Medical Reporter Jessa Goddard looks at the reasons why.

the results surprised even the researchers, who say they expected to see a difference between regular and diet soda drinkers.

But, they emphasize, the findings don't show diet sodas are the cause of these increased heart disease risks.

Zero calories, 99 percent water and very little flavoring, the large, but inconclusive study finds a surprising link between diet soda and heart disease.

"Certainly the diet sodas have no calories and we would think that at least would make a tremendous difference in the effect on weight gain and development of things like metabolic syndrome,” says Dr. Randy Pardue.

Researchers found those who drank more than one soda per day, diet or regular, had an increased risk of metabolic syndrome compared with those who drank less than one soda.

Family practice Doctor Randy Pardue says it could be that diet soda increases the craving for more sweets, and people who drink soda probably have less healthy diets, overall. "Drinking the sweet-tasting sodas even without calories will also stimulate an insulin reaction, which can then trigger all the things that lead to metabolic syndrome, so that's one other possibility here."

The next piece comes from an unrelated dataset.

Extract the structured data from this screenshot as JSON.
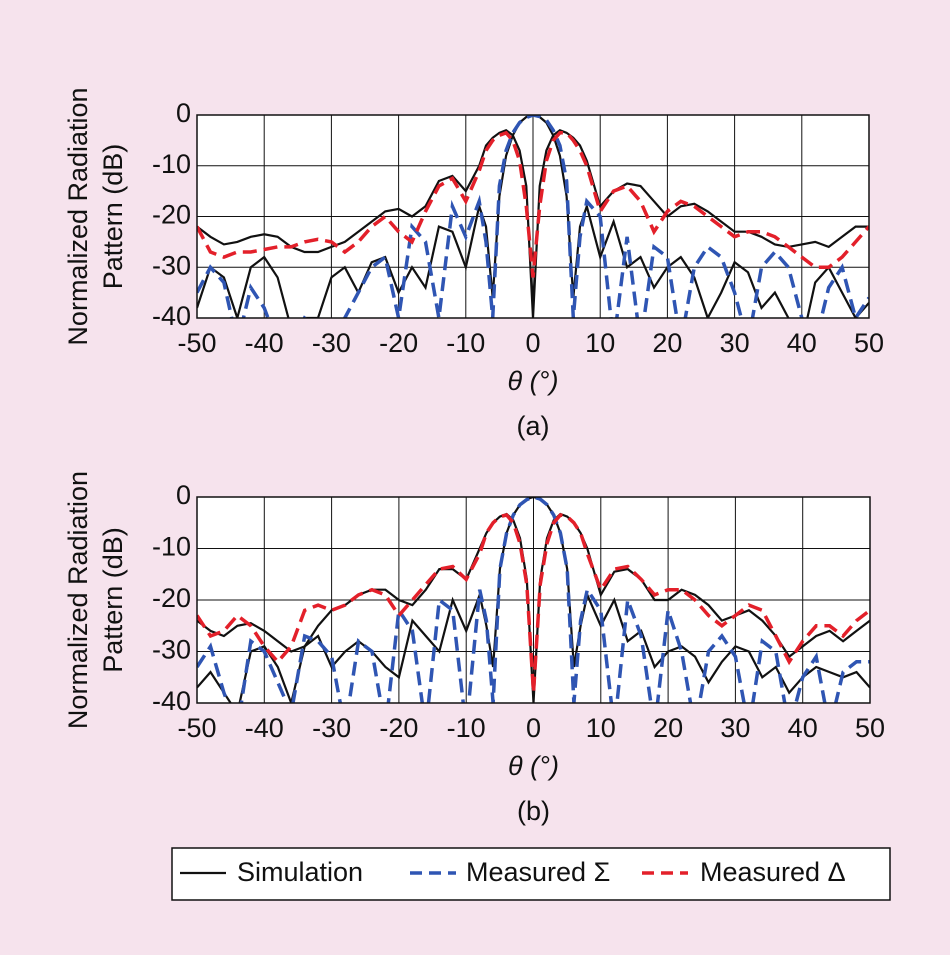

Doctor Pardue says many people who drink diet soda, overweight people who need to lose weight, and thin people who want to stay that way, have unhealthy habits that could lead to these increased heart risks. "For example, I didn't see a commentary on whether you look at simply what kind of person chooses a diet soda."

Researchers say diet soda can be a good option to replace high calorie beverages, but they contain no vitamins or minerals, and say more studies are needed.

Most diet sodas contain aspartame, a sweetener whose safety has been called into question ever since it first gained us approval in 1981.

This new study's authors found no link between aspartame and the heart disease risks.